State Launches New App to Prevent Opioid Overdoses

LANSING (Capital News Service) — The Health and Human Services Department has launched OpiRescue, an app designed to help the general public reverse opioid-related overdoses. 

Angie Smith-Butterwick, the manager of the department’s substance abuse, gambling and epidemiology unit, said OpiRescue provides educational tools and resources about opioids. 

The app helps users recognize genuine overdoses and other medical emergencies, Butterwick said. 

Butterwick said OpiRescue provides the department with data showing where opioid misuse is being reported and allows the department to know where resources are most needed in Michigan. 

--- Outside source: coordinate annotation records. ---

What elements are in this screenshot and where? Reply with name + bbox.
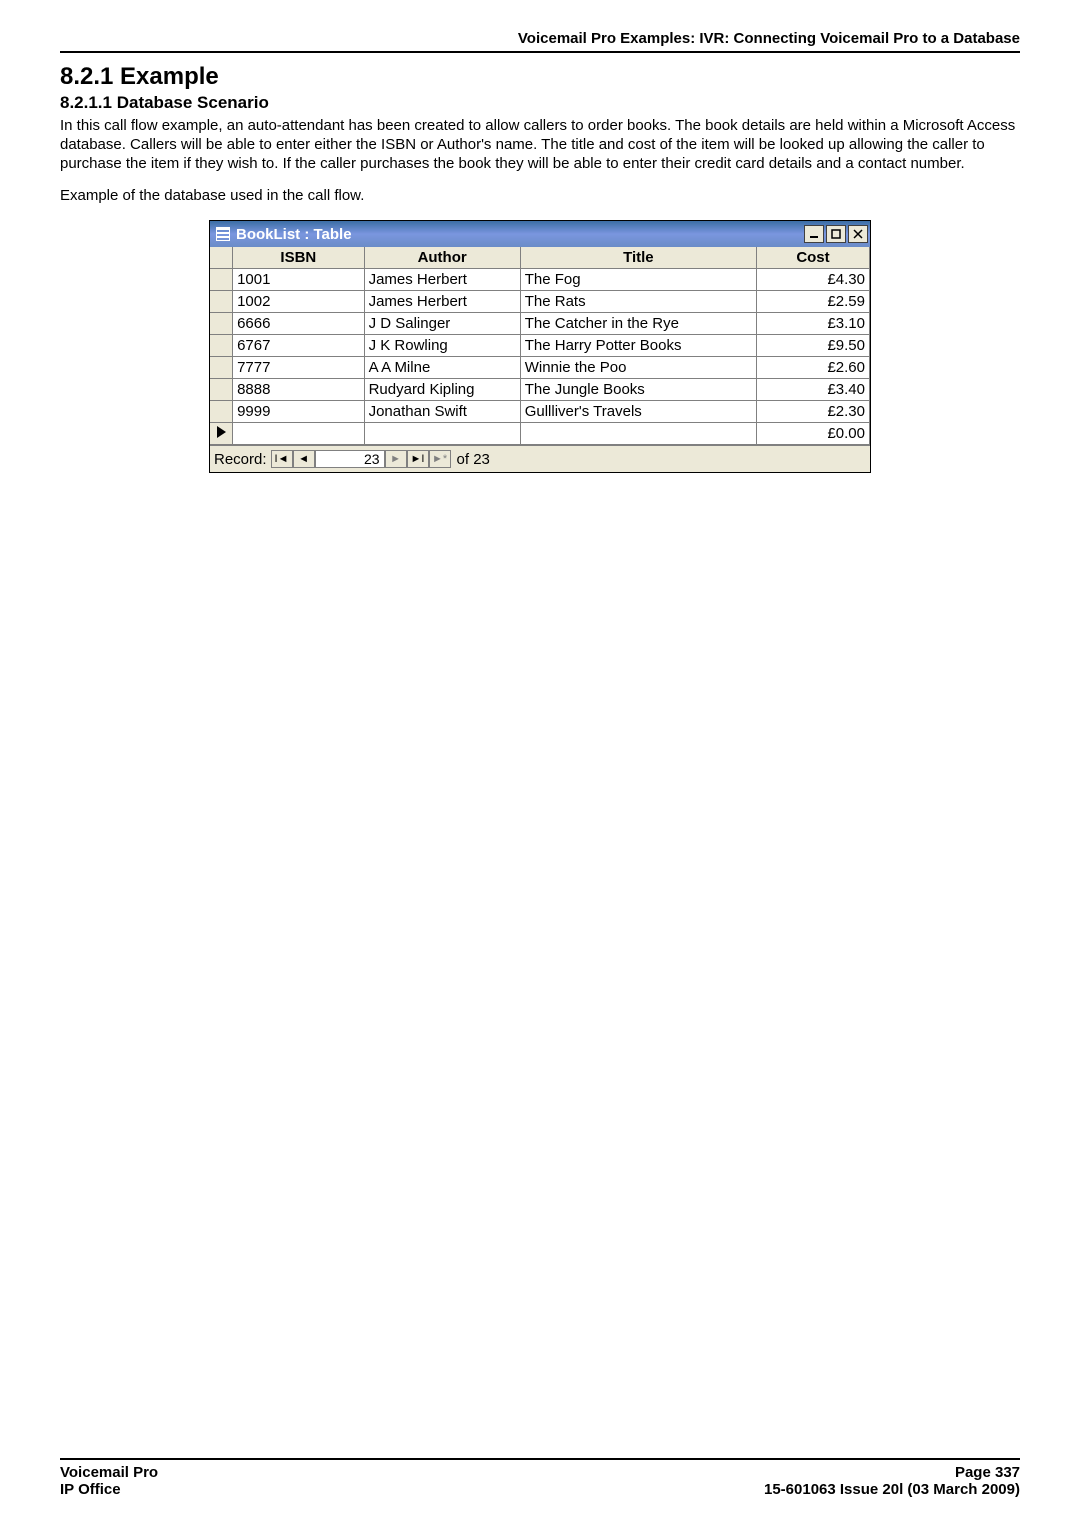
- table-row[interactable]: 1002James HerbertThe Rats£2.59: [210, 291, 870, 313]
- table-row[interactable]: 6666J D SalingerThe Catcher in the Rye£3…: [210, 313, 870, 335]
- footer-product: Voicemail Pro: [60, 1464, 158, 1481]
- cell-author[interactable]: Jonathan Swift: [364, 401, 520, 423]
- heading-example: 8.2.1 Example: [60, 63, 1020, 91]
- access-table-window: BookList : Table ISBN Author: [209, 220, 871, 473]
- row-selector[interactable]: [210, 379, 233, 401]
- cell-isbn[interactable]: 1002: [233, 291, 364, 313]
- row-selector[interactable]: [210, 313, 233, 335]
- cell-author[interactable]: J K Rowling: [364, 335, 520, 357]
- record-label: Record:: [214, 451, 271, 468]
- nav-record-input[interactable]: [315, 450, 385, 468]
- cell-author[interactable]: A A Milne: [364, 357, 520, 379]
- cell-cost[interactable]: £9.50: [756, 335, 869, 357]
- cell-title[interactable]: The Harry Potter Books: [520, 335, 756, 357]
- cell-author[interactable]: Rudyard Kipling: [364, 379, 520, 401]
- cell-cost[interactable]: £2.59: [756, 291, 869, 313]
- nav-next-button[interactable]: ►: [385, 450, 407, 468]
- cell-isbn[interactable]: 9999: [233, 401, 364, 423]
- header-breadcrumb: Voicemail Pro Examples: IVR: Connecting …: [60, 30, 1020, 53]
- cell-title[interactable]: The Fog: [520, 269, 756, 291]
- column-header-cost[interactable]: Cost: [756, 247, 869, 269]
- window-title: BookList : Table: [236, 226, 352, 243]
- cell-author[interactable]: James Herbert: [364, 291, 520, 313]
- table-row[interactable]: 1001James HerbertThe Fog£4.30: [210, 269, 870, 291]
- table-row-current[interactable]: £0.00: [210, 423, 870, 445]
- cell-cost[interactable]: £2.30: [756, 401, 869, 423]
- cell-title[interactable]: Gullliver's Travels: [520, 401, 756, 423]
- cell-author[interactable]: J D Salinger: [364, 313, 520, 335]
- window-titlebar[interactable]: BookList : Table: [210, 221, 870, 247]
- cell-title[interactable]: The Catcher in the Rye: [520, 313, 756, 335]
- column-header-isbn[interactable]: ISBN: [233, 247, 364, 269]
- cell-title[interactable]: The Jungle Books: [520, 379, 756, 401]
- cell-author[interactable]: [364, 423, 520, 445]
- table-row[interactable]: 9999Jonathan SwiftGullliver's Travels£2.…: [210, 401, 870, 423]
- cell-cost[interactable]: £3.40: [756, 379, 869, 401]
- datasheet-icon: [216, 227, 230, 241]
- cell-title[interactable]: Winnie the Poo: [520, 357, 756, 379]
- column-header-author[interactable]: Author: [364, 247, 520, 269]
- table-row[interactable]: 7777A A MilneWinnie the Poo£2.60: [210, 357, 870, 379]
- paragraph-caption: Example of the database used in the call…: [60, 187, 1020, 204]
- nav-first-button[interactable]: I◄: [271, 450, 293, 468]
- select-all-corner[interactable]: [210, 247, 233, 269]
- nav-last-button[interactable]: ►I: [407, 450, 429, 468]
- record-navigator: Record: I◄ ◄ ► ►I ►* of 23: [210, 445, 870, 472]
- row-selector[interactable]: [210, 291, 233, 313]
- nav-prev-button[interactable]: ◄: [293, 450, 315, 468]
- paragraph-intro: In this call flow example, an auto-atten…: [60, 117, 1020, 173]
- nav-new-button[interactable]: ►*: [429, 450, 451, 468]
- cell-isbn[interactable]: 7777: [233, 357, 364, 379]
- row-selector[interactable]: [210, 401, 233, 423]
- page-footer: Voicemail Pro Page 337 IP Office 15-6010…: [60, 1458, 1020, 1498]
- cell-cost[interactable]: £0.00: [756, 423, 869, 445]
- close-button[interactable]: [848, 225, 868, 243]
- heading-database-scenario: 8.2.1.1 Database Scenario: [60, 93, 1020, 113]
- nav-of-label: of 23: [451, 451, 496, 468]
- maximize-icon: [831, 229, 841, 239]
- cell-cost[interactable]: £2.60: [756, 357, 869, 379]
- cell-title[interactable]: [520, 423, 756, 445]
- current-row-marker[interactable]: [210, 423, 233, 445]
- cell-isbn[interactable]: 1001: [233, 269, 364, 291]
- column-header-title[interactable]: Title: [520, 247, 756, 269]
- minimize-button[interactable]: [804, 225, 824, 243]
- table-row[interactable]: 6767J K RowlingThe Harry Potter Books£9.…: [210, 335, 870, 357]
- footer-issue: 15-601063 Issue 20l (03 March 2009): [764, 1481, 1020, 1498]
- cell-cost[interactable]: £3.10: [756, 313, 869, 335]
- row-selector[interactable]: [210, 335, 233, 357]
- footer-platform: IP Office: [60, 1481, 121, 1498]
- footer-page: Page 337: [955, 1464, 1020, 1481]
- maximize-button[interactable]: [826, 225, 846, 243]
- current-row-icon: [217, 426, 226, 438]
- booklist-table[interactable]: ISBN Author Title Cost 1001James Herbert…: [210, 247, 870, 445]
- row-selector[interactable]: [210, 357, 233, 379]
- cell-isbn[interactable]: [233, 423, 364, 445]
- table-row[interactable]: 8888Rudyard KiplingThe Jungle Books£3.40: [210, 379, 870, 401]
- cell-author[interactable]: James Herbert: [364, 269, 520, 291]
- minimize-icon: [809, 229, 819, 239]
- cell-isbn[interactable]: 6666: [233, 313, 364, 335]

The department is paying for the app.

OpiRescue also includes a feature that locates where to find naloxone, the medication that can reverse overdoses, as well as nearby treatment centers

“While the app is targeted at recording those overdoses out in the community, it also has a whole host of resources within the application itself,” Butterwick said. 

A find naloxone button shows nearby pharmacies that have naloxone for distribution without a prescription.

It has additional resources for community agencies that distribute naloxone for free, she said. 

Butterwick said that OpiRescue is for general public use.

“While we do want everybody to call first responders, if they find somebody suffering from an overdose, it’s far more important to have the general public, friends, family members and loved ones of individuals who are using opioids to be armed with this tool,” she said. 

Aric Dowling, the commander of the State Police prevention services program, said OpiRescue will help his department with people who struggle with substance abuse. 

“Any tool that helps our troopers and officers assist people — anything that we can get– our officers are extremely happy to have that assistance,” Dowling said. 

“We didn’t have methods to really help somebody. All of these extra avenues give us the tools that we need to do more than just arrest somebody, but to try to get them help so we have a positive impact in their life,” he said.

“Instead of responding to an overdose, and that’s it, we can help try to get them somewhere where proper professional services are available for treatment,” he said.”

Dowling said an advantage of the State Police Angel Program that he heads is people can come into any state police post and get connected to recovery treatment services without fear of arrest.

Jaden Beard is a writer for Capital News Service.